Many problems can be solved by introducing Atlantis.
This prevents patterns in which Apply will fail.
In Atlantis, all operations are performed through comments on Issues (PRs).
atlantis applyIn other words, this eliminates the problem of the Apply command failing after a merge, which would then require creating a new pull request for Plan/Apply.
atlantis applyThis means that the merged changes are correctly applied, and in terms of technique, this is called a "branch deployment."
GitHub recently featured it in an official blog post.
This prevents conflicts in updating the state.
Atlantis allows you to acquire locks on state changes made by pull requests.

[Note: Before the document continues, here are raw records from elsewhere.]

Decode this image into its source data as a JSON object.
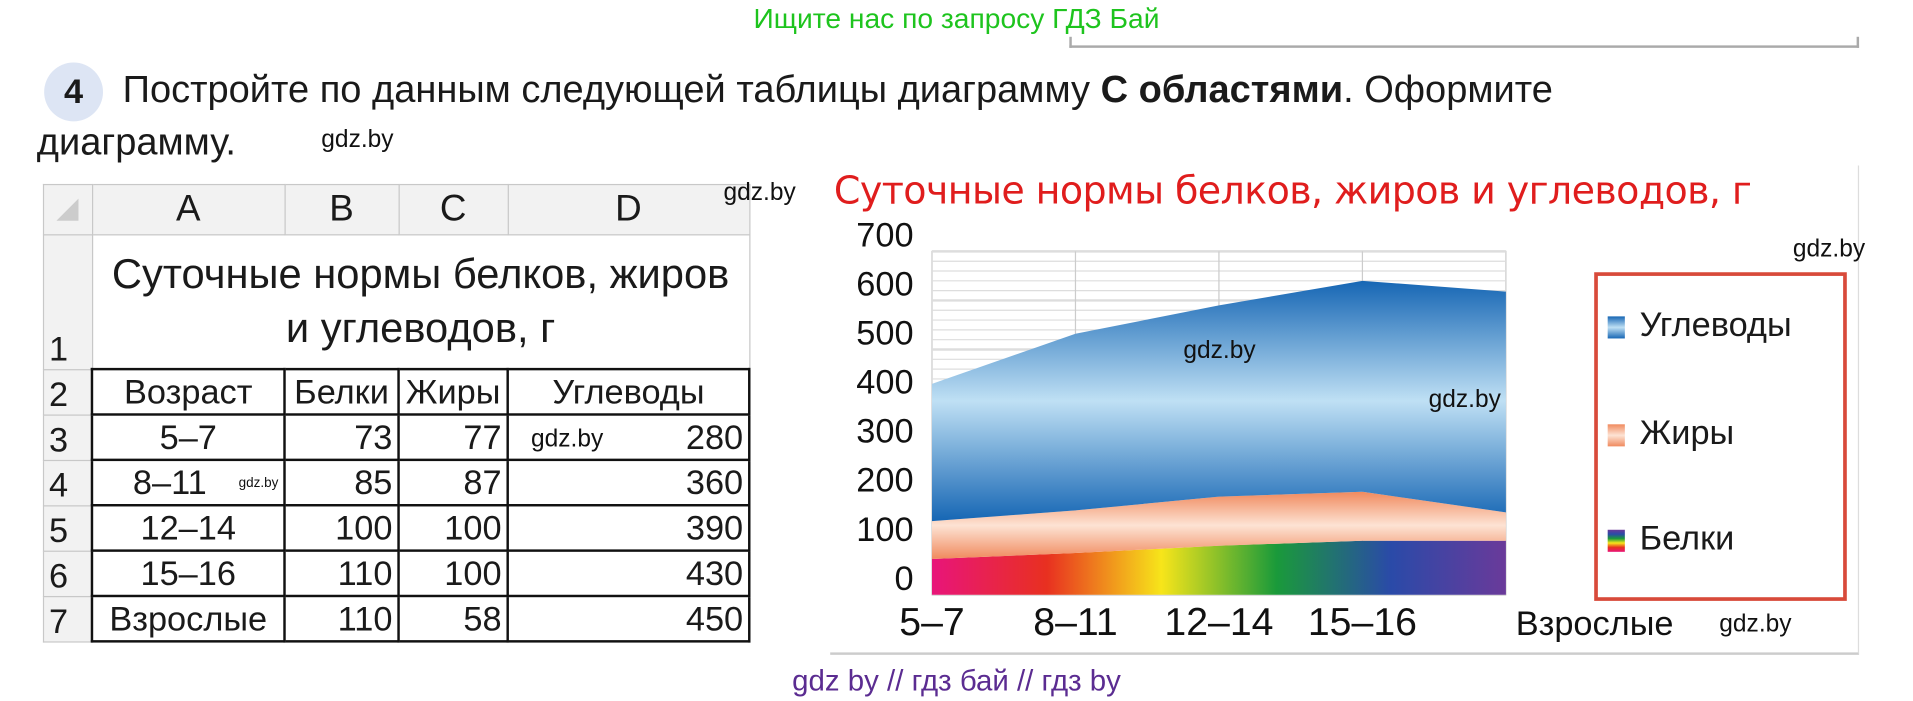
{
  "header": {
    "ad_text": "Ищите нас по запросу ГДЗ Бай"
  },
  "task": {
    "number": "4",
    "text_before": "Постройте по данным следующей таблицы диаграмму ",
    "text_bold": "С областями",
    "text_after": ". Оформите",
    "text_line2": "диаграмму."
  },
  "spreadsheet": {
    "columns": [
      "A",
      "B",
      "C",
      "D"
    ],
    "row_numbers": [
      "1",
      "2",
      "3",
      "4",
      "5",
      "6",
      "7"
    ],
    "title": "Суточные нормы белков, жиров и углеводов, г",
    "headers": [
      "Возраст",
      "Белки",
      "Жиры",
      "Углеводы"
    ],
    "rows": [
      [
        "5–7",
        "73",
        "77",
        "280"
      ],
      [
        "8–11",
        "85",
        "87",
        "360"
      ],
      [
        "12–14",
        "100",
        "100",
        "390"
      ],
      [
        "15–16",
        "110",
        "100",
        "430"
      ],
      [
        "Взрослые",
        "110",
        "58",
        "450"
      ]
    ]
  },
  "watermarks": {
    "mark": "gdz.by",
    "bottom": "gdz by  //  гдз бай  //  гдз by"
  },
  "chart_data": {
    "type": "area",
    "stacked": true,
    "title": "Суточные нормы белков, жиров и углеводов, г",
    "categories": [
      "5–7",
      "8–11",
      "12–14",
      "15–16",
      "Взрослые"
    ],
    "series": [
      {
        "name": "Белки",
        "values": [
          73,
          85,
          100,
          110,
          110
        ],
        "colors": [
          "#e8157a",
          "#e83020",
          "#f7e51a",
          "#1a9a3a",
          "#2a4aa8",
          "#6a3a9a"
        ]
      },
      {
        "name": "Жиры",
        "values": [
          77,
          87,
          100,
          100,
          58
        ],
        "colors": [
          "#f08a5e",
          "#fde3d4"
        ]
      },
      {
        "name": "Углеводы",
        "values": [
          280,
          360,
          390,
          430,
          450
        ],
        "colors": [
          "#1666b4",
          "#bfe0f4"
        ]
      }
    ],
    "legend_order": [
      "Углеводы",
      "Жиры",
      "Белки"
    ],
    "yticks": [
      "0",
      "100",
      "200",
      "300",
      "400",
      "500",
      "600",
      "700"
    ],
    "ylim": [
      0,
      700
    ],
    "grid": true,
    "legend": "right",
    "legend_border_color": "#d84a3a",
    "title_color": "#e01d1d"
  }
}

This means that if another pull request detects a change in that state, it will return an error indicating that it is already locked.
The locked state can be viewed on the Atlantis web interface, and the Terraform execution logs can also be viewed through this web GUI.
How to build Atlantis
This time, I used the official Terraform module from Atlantis.
How Atlantis works
Here's an explanation of how Atlantis works.
Atlantis is triggered by webhooks from GitHub (and other services), and communication between Atlantis and GitHub takes place via API.
Therefore, when building Atlantis, you will need either a GitHub App or a Personal Access Token.
In the Git flow, the Plan is run when a pull request is created.
We've made it so that at least one "Approve" is required to apply a change, and once the apply is complete, the PR is automatically closed and the branch is automatically deleted.
You can define these policies in detail in atlantis.yaml.
From one Atlantis instance to multiple AWS environments
Since Terraform supports Assume Role, I configured it as follows.
Tips
In addition to what I've already mentioned, here are some other good points.
You can specify the Terraform version for each directory.
This is a very good feature.
Even before the monorepo, the systems were completely separated, but thanks to this feature, there's no need to unify the Terraform versions when migrating to a monorepo.
parallel_plan and parallel_apply
Atlantis automatically updates changed directories, but when you add 40 directories at once like in this case, the Plan and Apply processes take a considerable amount of time.
However, the availability of parallel execution options significantly reduces waiting times.
When I tried to do 40 tasks at once, a timeout occurred.
In this case, try increasing the vCPU or memory allocated to the task.
In conclusion
Atlantis is open-source software, its Terraform architecture is flexible, and Atlantis itself has a simple design, making it easy to recreate even in production environments.
We migrated to Atlantis from an already established Terraform CI environment, and there were only advantages. The only downsides were that the monthly cost was slightly higher than GitHub Actions/CodeBuild, and the migration to a monorepo was a nightmare.
In terms of infrastructure costs, the Fargate 0.5vCPU/1GB specs are perfectly adequate, so I think the cost is negligible.
I've introduced Atlantis a bit late, but perhaps this is a good opportunity to consider adopting Atlantis?
SRG is looking for new team members.
If you are interested, please contact us here.
SRG runs a podcast where we chat about the latest hot IT technologies and books. We hope you'll enjoy listening to it while you work.